O vírus realmente depende do contato direto com secreções para ser transmitido. Em condições habitacionais desfavoráveis, esse contato pode se dar de forma bastante frequente. Certamente o cuidado de familiares doentes e algumas práticas de ritos funerários responderam pela maior parte da transmissão nos países acometidos. O risco de disseminação para países vizinhos tem sido aventado e é possível, em teoria. Por esse motivo se vigiam as fronteiras e existe um forte esquema de controle nos aeroportos para impedir que indivíduos sintomáticos viajem. No momento, a chance de haver viajantes infectados caiu muito, porém ainda não podemos dizer que esteja zerada. As medidas de atenção devem ser mantidas.


Há um conjunto de ações definido para controlar o surto? Hoje, quais as principais estratégias para reduzir a transmissão? 

Um dos braços principais da estratégia baseia-se na detecção precoce de casos e no isolamento de pessoas com sintomas. Para isso, a estrutura de resposta conta com equipes de agentes que visitam domicílios em todo o país. Uma vez detectados, os pacientes com suspeita são encaminhados para as unidades de tratamento, que, em sua maioria, consistem em hospitais de campanha construídos com ajuda internacional. Por sua vez, os agentes de mobilização social trabalham nas comunidades para educar a população, estimular o relato precoce de sintomas, orientar as pessoas sobre práticas seguras de funerais e reintegrar os sobreviventes à sociedade.


O que mais impressionou você nessas quatro semanas?

No Condado de Bong, vi um homem chorando, aproximei-me para saber o que acontecia e explicaram-me que ele havia tido alta e fora ao cemitério para visitar o túmulo dos quatro filhos e da esposa.
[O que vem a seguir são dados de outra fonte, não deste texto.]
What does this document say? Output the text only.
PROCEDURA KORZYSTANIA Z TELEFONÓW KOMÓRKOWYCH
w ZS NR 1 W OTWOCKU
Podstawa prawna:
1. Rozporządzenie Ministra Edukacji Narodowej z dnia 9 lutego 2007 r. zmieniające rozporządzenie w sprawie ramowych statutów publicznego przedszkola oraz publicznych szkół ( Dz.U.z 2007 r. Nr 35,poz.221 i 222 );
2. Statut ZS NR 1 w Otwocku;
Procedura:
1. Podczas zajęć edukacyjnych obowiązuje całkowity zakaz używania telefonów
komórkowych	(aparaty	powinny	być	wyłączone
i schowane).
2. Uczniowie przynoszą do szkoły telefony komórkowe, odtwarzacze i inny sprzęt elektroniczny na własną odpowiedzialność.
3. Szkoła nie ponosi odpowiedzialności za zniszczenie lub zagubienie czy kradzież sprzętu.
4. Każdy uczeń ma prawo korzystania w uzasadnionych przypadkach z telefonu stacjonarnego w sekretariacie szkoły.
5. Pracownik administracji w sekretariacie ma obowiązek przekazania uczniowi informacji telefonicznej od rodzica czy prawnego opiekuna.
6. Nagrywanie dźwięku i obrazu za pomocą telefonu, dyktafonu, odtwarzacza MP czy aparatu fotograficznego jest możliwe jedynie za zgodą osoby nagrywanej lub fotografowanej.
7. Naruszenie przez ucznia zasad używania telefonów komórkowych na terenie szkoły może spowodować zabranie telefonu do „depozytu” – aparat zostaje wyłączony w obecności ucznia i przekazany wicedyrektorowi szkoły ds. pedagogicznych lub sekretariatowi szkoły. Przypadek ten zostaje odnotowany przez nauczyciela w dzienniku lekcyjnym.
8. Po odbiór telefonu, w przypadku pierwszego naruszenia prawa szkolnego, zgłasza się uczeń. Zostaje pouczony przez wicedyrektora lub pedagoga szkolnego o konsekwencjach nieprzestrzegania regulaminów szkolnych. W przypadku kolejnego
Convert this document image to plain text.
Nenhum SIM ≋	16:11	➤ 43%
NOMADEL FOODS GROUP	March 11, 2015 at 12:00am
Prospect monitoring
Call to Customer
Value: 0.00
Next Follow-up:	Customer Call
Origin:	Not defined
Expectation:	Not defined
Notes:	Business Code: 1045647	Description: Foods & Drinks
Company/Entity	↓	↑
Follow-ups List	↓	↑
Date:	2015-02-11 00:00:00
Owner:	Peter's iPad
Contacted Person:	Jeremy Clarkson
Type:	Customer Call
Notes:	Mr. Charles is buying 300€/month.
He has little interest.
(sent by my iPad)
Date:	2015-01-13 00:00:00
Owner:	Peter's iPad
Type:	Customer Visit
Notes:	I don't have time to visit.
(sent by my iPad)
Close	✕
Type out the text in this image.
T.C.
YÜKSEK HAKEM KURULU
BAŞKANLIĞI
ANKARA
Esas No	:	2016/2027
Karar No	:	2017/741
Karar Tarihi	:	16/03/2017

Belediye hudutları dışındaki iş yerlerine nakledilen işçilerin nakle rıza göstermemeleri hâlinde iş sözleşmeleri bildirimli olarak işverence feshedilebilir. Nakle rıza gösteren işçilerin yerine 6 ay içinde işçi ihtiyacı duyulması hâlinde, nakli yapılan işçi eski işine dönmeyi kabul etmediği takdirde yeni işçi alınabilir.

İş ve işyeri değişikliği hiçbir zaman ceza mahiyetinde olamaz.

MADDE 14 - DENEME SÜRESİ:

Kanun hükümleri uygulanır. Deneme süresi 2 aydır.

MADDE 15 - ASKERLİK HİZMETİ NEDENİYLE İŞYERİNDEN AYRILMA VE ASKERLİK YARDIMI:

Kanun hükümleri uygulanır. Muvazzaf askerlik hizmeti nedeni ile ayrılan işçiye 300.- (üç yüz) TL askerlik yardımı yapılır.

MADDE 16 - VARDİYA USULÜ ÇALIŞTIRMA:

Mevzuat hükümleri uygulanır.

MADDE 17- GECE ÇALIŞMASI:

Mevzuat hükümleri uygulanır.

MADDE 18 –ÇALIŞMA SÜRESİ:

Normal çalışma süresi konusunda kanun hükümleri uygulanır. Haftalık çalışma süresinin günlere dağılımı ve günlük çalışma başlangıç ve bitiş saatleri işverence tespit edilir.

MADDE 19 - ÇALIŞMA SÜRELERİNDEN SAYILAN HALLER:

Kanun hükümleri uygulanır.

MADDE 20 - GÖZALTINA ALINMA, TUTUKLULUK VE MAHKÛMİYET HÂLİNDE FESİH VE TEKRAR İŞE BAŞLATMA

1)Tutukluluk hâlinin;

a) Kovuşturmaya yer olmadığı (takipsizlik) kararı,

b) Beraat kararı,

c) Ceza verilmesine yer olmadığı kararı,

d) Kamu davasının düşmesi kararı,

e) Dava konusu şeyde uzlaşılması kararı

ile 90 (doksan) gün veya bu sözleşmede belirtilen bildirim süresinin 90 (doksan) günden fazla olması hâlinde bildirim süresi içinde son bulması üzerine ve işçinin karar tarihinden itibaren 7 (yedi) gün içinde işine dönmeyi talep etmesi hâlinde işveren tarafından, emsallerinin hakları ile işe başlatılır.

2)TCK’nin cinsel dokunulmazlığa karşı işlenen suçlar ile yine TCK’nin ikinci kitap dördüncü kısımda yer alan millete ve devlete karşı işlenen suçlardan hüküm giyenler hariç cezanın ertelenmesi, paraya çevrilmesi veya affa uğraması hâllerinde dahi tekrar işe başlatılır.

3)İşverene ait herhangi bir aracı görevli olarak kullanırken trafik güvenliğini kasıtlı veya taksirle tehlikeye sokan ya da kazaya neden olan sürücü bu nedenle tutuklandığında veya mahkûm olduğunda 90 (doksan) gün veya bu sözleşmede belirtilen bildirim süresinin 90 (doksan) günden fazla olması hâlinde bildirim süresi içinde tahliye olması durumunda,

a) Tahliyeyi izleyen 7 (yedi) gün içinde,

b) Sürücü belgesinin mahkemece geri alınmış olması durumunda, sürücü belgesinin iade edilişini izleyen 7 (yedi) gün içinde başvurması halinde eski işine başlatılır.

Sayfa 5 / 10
Ele tinha saído de lá sozinho, sem ninguém para levá-lo para casa nem para recebê-lo. E o vilarejo em que morava não o queria de volta porque o culpava pelo surto – um de seus filhos fora um dos primeiros infectados. Então, incendiaram sua casa e o hostilizaram. Por outro lado, todos estavam em quarentena, no vilarejo, fechados em casa. Não podiam fazer colheita na roça e, assim, dependiam de ajuda externa até para comer. Essa história reforçou, para mim, a necessidade de uma atuação forte na reintegração dos sobreviventes. Felizmente, várias entidades têm tratado do tema e até já existe uma associação local que tenta reduzir o preconceito, dar apoio psicológico e garantir acesso ao trabalho àqueles que passaram por essa experiência tão traumática.


Entrevista concecida à Dra. Fernanda Aimée Nobre, consultora médica do Fleury.